Thursday, June 17, 2004
The hobgoblin of little minds
Ah ha! An Out!
That is very insightful.
I mean, come on. It makes me sad when I have to say that Scalia (ugh) made the most honorable decision on a case (he abstained because he'd commented on the manner publicly).
You're right. 88% of the SCOTUS is out to get you. So are 92% of Americans...
The problem is that "under god" is a hard issue to touch, but it's so obviously and blatantly unconstitutional that an easy out like this one is the only out for justices of conscience.
Let's try a little basic law. To bring a lawsuit in a court you have to have standing. Oh, you don't have that if you're a minor...and if you're not the Guardian. Game, set, match, right?
Not that justices of conscience should be taking an out, but oh well.
But this isn't a real out, because it's a poor ruling. Don't take my word for it, read Scrivener's Error, a blog written by a Real Lawyer, who explains in legal speak why the ruling is incorrect.
Capitalize Lawyer but not God. Let's see what Scrivener says:
"Leaving aside the dubious neglect to ask the child what her wishes are..."
I'm no lawyer, but I believe that the child is a child (tautology alert) and, therefore, the Guardian (the mother) is the one who will have to stand if there is such a case. The mother decided no. Tough cookies.
Wait a minute, you say. Obviously and blatantly unconstitutional? Absolutely.
How? Unsubstantiated allegation.
If you don't think it's an issue, just imagine you have a daughter (or a son, but let's assume daughter so I don't have to worry about pronouns). Now imagine you're an atheist.
So you're under 10% of Americans.
Just try it for a minute, I know it might be hard, but we're people too.
Who are trying to establish your religion - nihilism as the official religion of the United States.
Now imagine that your young daughter goes to school every day, and every morning she hears her teacher and all her classmates say "under god".
Imagine if your daughter hears the English language, or mathematics.
So what do you do? Are you an understanding parent, who tells her it's ok to say it, possibly planting the seeds for future indoctrination?
I'd be a tolerant person who stands on the convictions of their argument, not an intolerant bigot...
Or are you a strict parent, cruelly forbidding her from saying it to stand up for your principles, making her feel left out? And will she even obey you if you do forbid her?

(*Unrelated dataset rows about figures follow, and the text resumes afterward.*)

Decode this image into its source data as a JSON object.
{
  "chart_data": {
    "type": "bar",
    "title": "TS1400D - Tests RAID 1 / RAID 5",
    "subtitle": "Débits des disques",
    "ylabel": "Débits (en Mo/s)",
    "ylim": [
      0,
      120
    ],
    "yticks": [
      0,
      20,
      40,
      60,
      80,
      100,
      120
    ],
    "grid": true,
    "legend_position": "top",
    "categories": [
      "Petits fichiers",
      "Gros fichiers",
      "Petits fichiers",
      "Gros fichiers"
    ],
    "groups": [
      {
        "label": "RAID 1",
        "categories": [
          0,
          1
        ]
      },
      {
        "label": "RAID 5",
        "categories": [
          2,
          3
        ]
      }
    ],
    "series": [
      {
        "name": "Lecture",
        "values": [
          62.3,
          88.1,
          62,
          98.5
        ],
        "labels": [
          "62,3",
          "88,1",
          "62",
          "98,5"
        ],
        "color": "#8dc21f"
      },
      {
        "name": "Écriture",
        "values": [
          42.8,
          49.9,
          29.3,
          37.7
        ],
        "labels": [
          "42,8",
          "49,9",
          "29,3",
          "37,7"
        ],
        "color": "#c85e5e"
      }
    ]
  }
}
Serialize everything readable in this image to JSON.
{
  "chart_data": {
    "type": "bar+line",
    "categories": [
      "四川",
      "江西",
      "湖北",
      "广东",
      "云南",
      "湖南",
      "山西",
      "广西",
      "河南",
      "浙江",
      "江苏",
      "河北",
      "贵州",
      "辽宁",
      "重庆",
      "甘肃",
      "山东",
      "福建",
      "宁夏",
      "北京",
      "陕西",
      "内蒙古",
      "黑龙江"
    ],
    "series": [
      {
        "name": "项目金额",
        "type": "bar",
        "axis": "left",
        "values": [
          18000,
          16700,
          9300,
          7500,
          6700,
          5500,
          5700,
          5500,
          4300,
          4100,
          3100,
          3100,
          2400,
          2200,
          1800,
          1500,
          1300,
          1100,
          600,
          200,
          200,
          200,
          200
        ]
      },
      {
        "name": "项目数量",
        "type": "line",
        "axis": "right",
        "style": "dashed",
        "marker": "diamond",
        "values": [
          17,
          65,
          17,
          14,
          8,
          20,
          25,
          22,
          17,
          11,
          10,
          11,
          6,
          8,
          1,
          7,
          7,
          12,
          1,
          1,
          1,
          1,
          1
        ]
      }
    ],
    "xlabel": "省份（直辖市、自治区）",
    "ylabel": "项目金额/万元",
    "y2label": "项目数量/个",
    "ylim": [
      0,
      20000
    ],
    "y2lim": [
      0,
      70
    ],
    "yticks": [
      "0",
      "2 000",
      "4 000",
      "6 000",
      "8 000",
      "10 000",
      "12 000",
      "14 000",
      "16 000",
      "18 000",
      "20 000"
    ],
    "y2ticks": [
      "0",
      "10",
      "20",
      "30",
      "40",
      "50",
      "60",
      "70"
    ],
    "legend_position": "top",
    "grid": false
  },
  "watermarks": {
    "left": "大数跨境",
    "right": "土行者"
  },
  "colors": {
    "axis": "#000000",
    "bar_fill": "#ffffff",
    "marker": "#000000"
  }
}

My guess is Teddy leans towards intolerance and bigotry.
Or, if it's too hard to imagine you're an atheist, imagine you're a Christian (hell, statistics say you probably are) but the pledge contains the words "under Allah," or "under Zeus". Are you okay with that?
Sure. Obviously, pluralism isn't your strong suit.
You (if you disagree with me) need to accept the fact that not everyone believes in "god",
Just enough to make a law. If you disagree, go write a law. You need a majority in both houses and the support of the President.
and you need to understand that I'm not attacking your religion.
You are trying to abolish my God and replace it with a nihilistic creed.
Believe in god. Believe this nation is under god. Believe this nation is under Cthulu, I don't care, believe what you want, and teach your kids about it all you want. But don't stuff it down my throat, and certainly don't try to stuff it down my (hypothetical) kid's throat. Not having the words "under god" in the official pledge doesn't harm your religion, doesn't stop you from practicing it in any way.
Intolerance and bigotry
Besides, the words "under god" ruin the rhythm of the pledge.
I'm sorry it's not aesthetically pleasing to you. Would it be better if it was in Russian?
And they're a legacy of McCarthyism, a part of this country's history we'd all like to erase (or at least, all reasonable people would).
Because, you know, Communists never penetrated this Government.